Depending on the nature of the mineral and the presence
of small amounts of extraneous elements, this disappearance
is followed by the development of new crystalline phases
of fusion.
The transformation of clay mineral from one crystal structure
to another in such an environment, shows regular sphere
outline. Where montmorrillonite is unaltered, mineral spheres
and hexagonal outline entirely. This suggests a much less
developed mineral composition.
The formation of clay mineral spheres in this manner starts
in the primitive molecule of solid granite or a similar
substance. Each minute particle is thus prepared in a way
that it can become an ion, essential to the human cell.

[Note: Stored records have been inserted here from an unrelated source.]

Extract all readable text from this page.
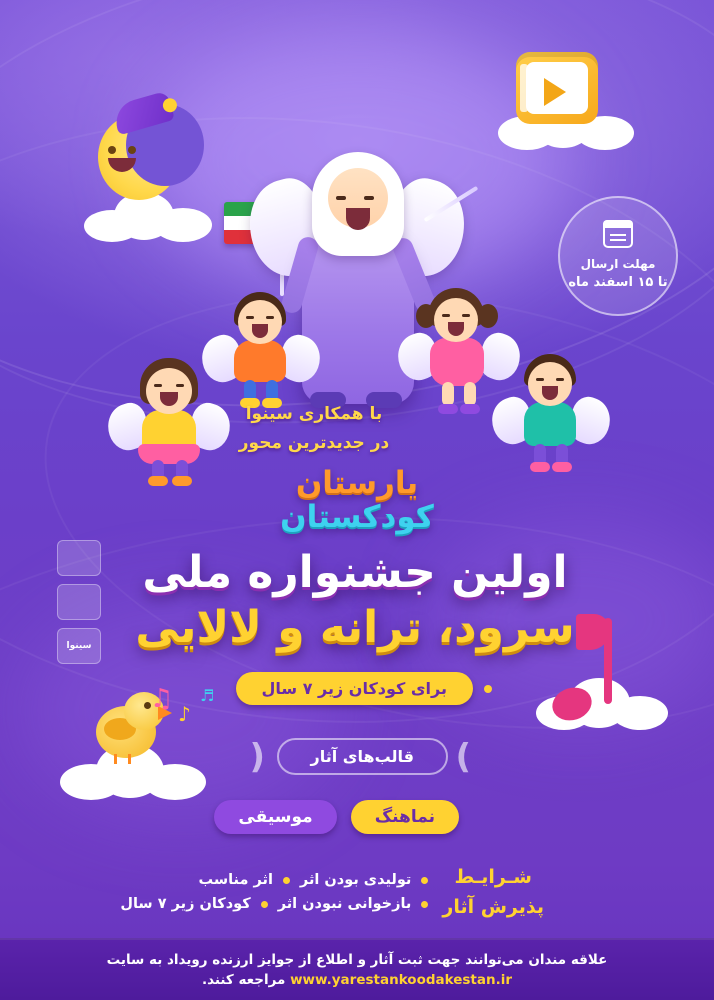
مهلت ارسال
تا ۱۵ اسفند ماه
با همکاری سینوا
در جدیدترین محور
یارستان
کودکستان
سینوا
اولین جشنواره ملی
سرود، ترانه و لالایی
برای کودکان زیر ۷ سال
)
(	قالب‌های آثار
نماهنگ
موسیقی
شـرایـط
پذیرش آثار
تولیدی بودن اثر
اثر مناسب
بازخوانی نبودن اثر
کودکان زیر ۷ سال
♫ ♪
♬
علاقه مندان می‌توانند جهت ثبت آثار و اطلاع از جوایز ارزنده رویداد به سایت www.yarestankoodakestan.ir مراجعه کنند.
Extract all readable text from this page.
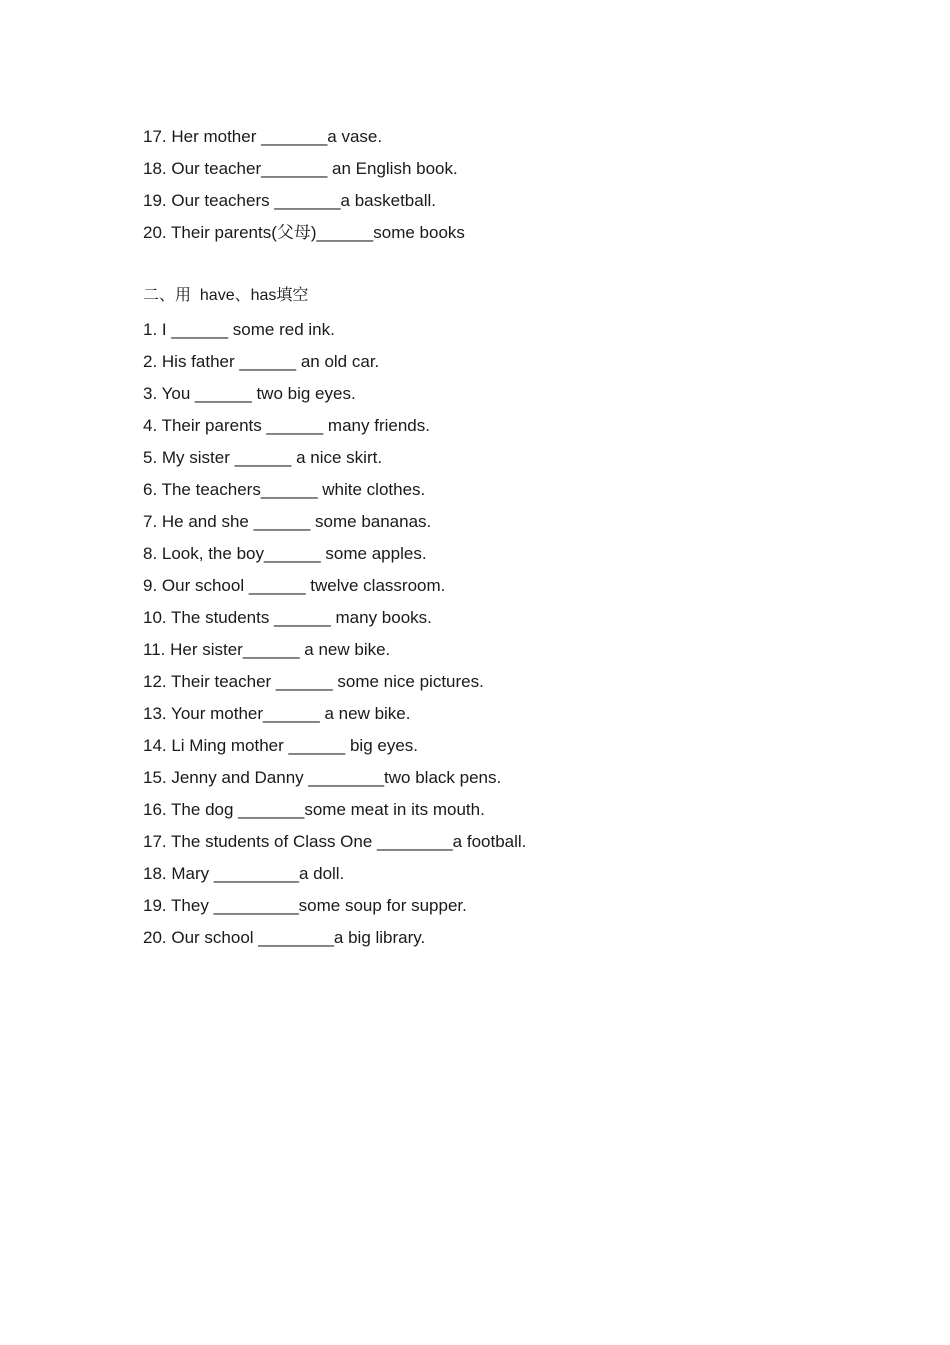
17. Her mother _______a vase.
18. Our teacher_______ an English book.
19. Our teachers _______a basketball.
20. Their parents(父母)______some books
二、用  have、has填空
1. I ______ some red ink.
2. His father ______ an old car.
3. You ______ two big eyes.
4. Their parents ______ many friends.
5. My sister ______ a nice skirt.
6. The teachers______ white clothes.
7. He and she ______ some bananas.
8. Look, the boy______ some apples.
9. Our school ______ twelve classroom.
10. The students ______ many books.
11. Her sister______ a new bike.
12. Their teacher ______ some nice pictures.
13. Your mother______ a new bike.
14. Li Ming mother ______ big eyes.
15. Jenny and Danny ________two black pens.
16. The dog _______some meat in its mouth.
17. The students of Class One ________a football.
18. Mary _________a doll.
19. They _________some soup for supper.
20. Our school ________a big library.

As each particle of living clay takes its place
it creates its own ionic field of energy.
Incomplete hydrolysis of the clay particle to the individual
mineral sphere denies it the ability to take electrical
charge. Therefore, the complete hydrolysis of clay is necessary
for its use by the human cell. The biological functions
of the human body require essential minerals in the ionic
state. So essential are these constituents that without
them life does not exist. From these specific, basic mineral
spheres the vital trace minerals the evolve. The movement
of life proceeds from the constant changing on one element
into another.
Breakdown of solid mass to a particle is influenced by
the environment. Eventually the seven basic types of clay
are formed. Studies in the science that deals with the
interaction of living organisms in relationship with the
mineral environment of the Earth's crust, leave no doubt
of our dependency on them. The instinctive use of clays
as an integral part of the existence of primitive people
is verified scientifically today.
All of these procedures have shown that clay materials
are essentially compose of externally small particles,
generally less than several microns in diameter, and a
few crystalline compounds knows as clay minerals.
A given clay material can be composed of a single clay
mineral or mixture of them. Chemically, the clay minerals
originate in particles composed of alumina silica and water.
Sometimes in addition there is iron, or magnesium, or both.
Certain clays also contain alkalis and alkaline earth materials.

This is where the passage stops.